On our way back home I decided to take my family to a school where I had studied when I was quite young. I wanted to see the old school at Jankampet where we would come from Nizamabad, five or six kilometers away, by a rickety school bus. Somehow things looked smaller now. Our school, Nirmal Hruday, a school for boys only, was now converted into an old age home. The grounds were bare years ago but now there were mango trees and crops. I showed my son the class rooms where I had sat. It was all eerie going back to a place after more than thirty years.

Then at Nizamabad, I showed my family the school where I had studied fourth and fifth classes before moving to the other school at Jankampet. I also showed him the house where we had lived. Every thing was as it was when we left thirty years ago. The government quarters where I spent my childhood was now abandoned and stood decrepit with the doors closed and weeds everwhere. There had been a garage for my father’s jeep, a dark place smelling of petrol and oil. Once I had put my hand through a gap in the gate and something bit my hand. I had to take some bitter herbal medicine for days for what our servant thought was a rat bite. I took a few snaps of my old home for memory’s sake.

It was an odd experience, this trip to Basar. When he saw my old schools and the house I had lived in my son asked me a lot of questions. Who were your friends? Where did you play? What did you play? He was quite impressed by the school in Nizamabad which was a big building amidst a vast ground. Now a junior college has been added. I was glad I showed my son the places of my childhood. I guess no matter how many times one revisits such places the original images are permanently imprinted in the memory and are not replaced by the new images.

4 comments:

Vetirmagal said...

This write up is encouraging me to visit Basar soon. Though we are living so near , we hardly think of taking the trip. We may go to far off places , but hesitate to visit these nice places nearby. Basar is one , and the Warangal District area is another.

Visiting childhood places are another pleasure altogether. It is special "connect" feeling!

Enjoyed your blog. Thanks.

Vinod Ekbote said...

Vetri, thanks.

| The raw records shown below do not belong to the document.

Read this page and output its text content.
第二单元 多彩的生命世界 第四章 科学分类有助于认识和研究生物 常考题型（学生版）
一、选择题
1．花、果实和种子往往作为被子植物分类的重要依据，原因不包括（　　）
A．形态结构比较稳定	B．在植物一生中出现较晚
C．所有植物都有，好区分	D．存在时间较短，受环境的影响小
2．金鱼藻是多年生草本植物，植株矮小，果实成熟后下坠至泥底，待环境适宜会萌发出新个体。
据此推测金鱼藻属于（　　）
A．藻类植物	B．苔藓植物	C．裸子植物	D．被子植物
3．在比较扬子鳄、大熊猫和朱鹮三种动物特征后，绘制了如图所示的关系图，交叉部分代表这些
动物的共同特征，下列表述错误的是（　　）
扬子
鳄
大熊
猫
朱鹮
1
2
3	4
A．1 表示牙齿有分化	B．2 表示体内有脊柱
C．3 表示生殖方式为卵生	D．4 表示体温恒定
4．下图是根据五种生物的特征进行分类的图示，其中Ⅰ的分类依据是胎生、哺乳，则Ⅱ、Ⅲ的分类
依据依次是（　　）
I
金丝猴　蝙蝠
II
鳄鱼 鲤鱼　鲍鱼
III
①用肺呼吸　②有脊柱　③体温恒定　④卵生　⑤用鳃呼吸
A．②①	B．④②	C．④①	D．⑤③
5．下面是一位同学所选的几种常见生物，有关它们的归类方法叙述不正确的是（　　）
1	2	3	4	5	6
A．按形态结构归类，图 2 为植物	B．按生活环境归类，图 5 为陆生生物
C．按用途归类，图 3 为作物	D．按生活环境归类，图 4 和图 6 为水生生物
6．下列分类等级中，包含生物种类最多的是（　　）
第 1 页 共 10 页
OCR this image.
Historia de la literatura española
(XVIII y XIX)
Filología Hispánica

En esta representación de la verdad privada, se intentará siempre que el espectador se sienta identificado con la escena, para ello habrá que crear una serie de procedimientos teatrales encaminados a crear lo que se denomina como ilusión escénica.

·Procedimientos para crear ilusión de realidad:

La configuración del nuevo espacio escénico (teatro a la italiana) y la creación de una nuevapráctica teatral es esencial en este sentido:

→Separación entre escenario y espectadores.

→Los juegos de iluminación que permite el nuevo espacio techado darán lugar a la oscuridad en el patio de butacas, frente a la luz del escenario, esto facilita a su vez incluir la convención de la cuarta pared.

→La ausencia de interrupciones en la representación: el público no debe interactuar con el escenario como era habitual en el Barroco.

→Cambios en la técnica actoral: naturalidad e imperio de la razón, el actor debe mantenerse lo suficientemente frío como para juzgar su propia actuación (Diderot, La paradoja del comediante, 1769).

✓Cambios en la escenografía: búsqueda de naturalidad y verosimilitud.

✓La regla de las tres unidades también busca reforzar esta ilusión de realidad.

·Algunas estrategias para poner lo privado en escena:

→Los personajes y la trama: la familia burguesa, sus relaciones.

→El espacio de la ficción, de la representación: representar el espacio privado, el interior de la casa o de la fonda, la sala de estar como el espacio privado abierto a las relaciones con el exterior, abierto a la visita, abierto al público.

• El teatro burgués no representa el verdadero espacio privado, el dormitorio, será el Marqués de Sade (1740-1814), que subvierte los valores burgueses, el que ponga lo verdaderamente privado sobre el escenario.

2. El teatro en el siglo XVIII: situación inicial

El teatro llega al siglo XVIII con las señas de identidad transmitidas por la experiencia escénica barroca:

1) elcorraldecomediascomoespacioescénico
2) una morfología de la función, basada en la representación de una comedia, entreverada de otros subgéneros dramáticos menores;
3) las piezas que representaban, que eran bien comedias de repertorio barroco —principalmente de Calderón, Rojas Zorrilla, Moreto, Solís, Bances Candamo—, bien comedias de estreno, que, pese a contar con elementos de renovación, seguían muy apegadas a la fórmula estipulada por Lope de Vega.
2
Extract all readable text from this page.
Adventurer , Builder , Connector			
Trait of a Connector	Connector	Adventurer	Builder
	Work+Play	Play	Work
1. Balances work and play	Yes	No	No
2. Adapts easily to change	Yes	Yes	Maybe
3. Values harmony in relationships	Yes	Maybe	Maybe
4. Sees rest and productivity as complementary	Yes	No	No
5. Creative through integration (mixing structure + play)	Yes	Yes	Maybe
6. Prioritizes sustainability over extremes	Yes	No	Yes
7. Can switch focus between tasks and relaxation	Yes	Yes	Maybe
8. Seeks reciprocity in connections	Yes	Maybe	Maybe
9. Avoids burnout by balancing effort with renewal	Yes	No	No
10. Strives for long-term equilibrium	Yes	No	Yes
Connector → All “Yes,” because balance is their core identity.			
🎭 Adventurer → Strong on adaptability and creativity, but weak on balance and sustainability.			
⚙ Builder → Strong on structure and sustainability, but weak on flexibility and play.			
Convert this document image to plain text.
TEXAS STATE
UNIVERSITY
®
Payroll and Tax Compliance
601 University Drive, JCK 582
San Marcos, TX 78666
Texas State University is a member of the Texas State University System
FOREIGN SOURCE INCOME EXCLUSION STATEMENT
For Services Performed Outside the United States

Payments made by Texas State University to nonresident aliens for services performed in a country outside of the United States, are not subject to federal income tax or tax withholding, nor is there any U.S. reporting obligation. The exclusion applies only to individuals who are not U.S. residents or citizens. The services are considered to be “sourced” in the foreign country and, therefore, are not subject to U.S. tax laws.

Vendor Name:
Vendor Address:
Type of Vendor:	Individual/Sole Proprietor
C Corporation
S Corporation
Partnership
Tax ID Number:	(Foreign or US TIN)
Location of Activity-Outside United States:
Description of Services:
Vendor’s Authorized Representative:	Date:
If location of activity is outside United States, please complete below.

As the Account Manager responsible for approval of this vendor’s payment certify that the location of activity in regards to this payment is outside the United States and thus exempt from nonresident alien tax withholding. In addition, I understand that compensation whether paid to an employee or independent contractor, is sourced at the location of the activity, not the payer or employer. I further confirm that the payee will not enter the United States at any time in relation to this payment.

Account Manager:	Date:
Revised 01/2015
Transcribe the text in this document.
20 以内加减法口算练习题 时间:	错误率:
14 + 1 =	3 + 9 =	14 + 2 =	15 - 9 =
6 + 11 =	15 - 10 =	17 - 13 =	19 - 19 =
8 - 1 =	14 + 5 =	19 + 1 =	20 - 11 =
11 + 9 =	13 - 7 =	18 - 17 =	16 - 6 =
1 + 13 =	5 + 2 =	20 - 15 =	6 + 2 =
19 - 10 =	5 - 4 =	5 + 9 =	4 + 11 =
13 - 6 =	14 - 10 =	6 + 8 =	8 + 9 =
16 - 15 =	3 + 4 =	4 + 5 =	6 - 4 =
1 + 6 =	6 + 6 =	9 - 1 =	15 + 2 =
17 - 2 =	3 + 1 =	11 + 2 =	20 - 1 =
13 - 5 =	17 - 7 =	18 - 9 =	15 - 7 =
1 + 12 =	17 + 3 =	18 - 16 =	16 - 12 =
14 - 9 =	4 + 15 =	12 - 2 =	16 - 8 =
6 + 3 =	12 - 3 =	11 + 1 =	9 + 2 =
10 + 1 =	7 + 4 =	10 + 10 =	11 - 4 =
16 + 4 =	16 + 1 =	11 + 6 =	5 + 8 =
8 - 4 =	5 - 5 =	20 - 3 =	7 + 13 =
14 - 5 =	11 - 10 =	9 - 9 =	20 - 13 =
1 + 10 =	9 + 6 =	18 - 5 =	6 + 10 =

In summer the river dries up so go after the rains.

Vinod

Vinayak said...

Vinnu,
Lucky you. It made me also nostalgic reading about our house and Nirmal Hrudaya Convent School. I studied there fr six years till class 5 and can still remember everything about the School very vividly ( except what I studied!). By the way, the 'thing' that bit your hand in the garage was a 'sundeluka'. I think all sorts of alternate medicine ( read invoking holy spirits!) was tried. Is the tree in front of the garage still there?

Vinod Ekbote said...

No, there is no garage now. It is walled off from the house but everything else is the same.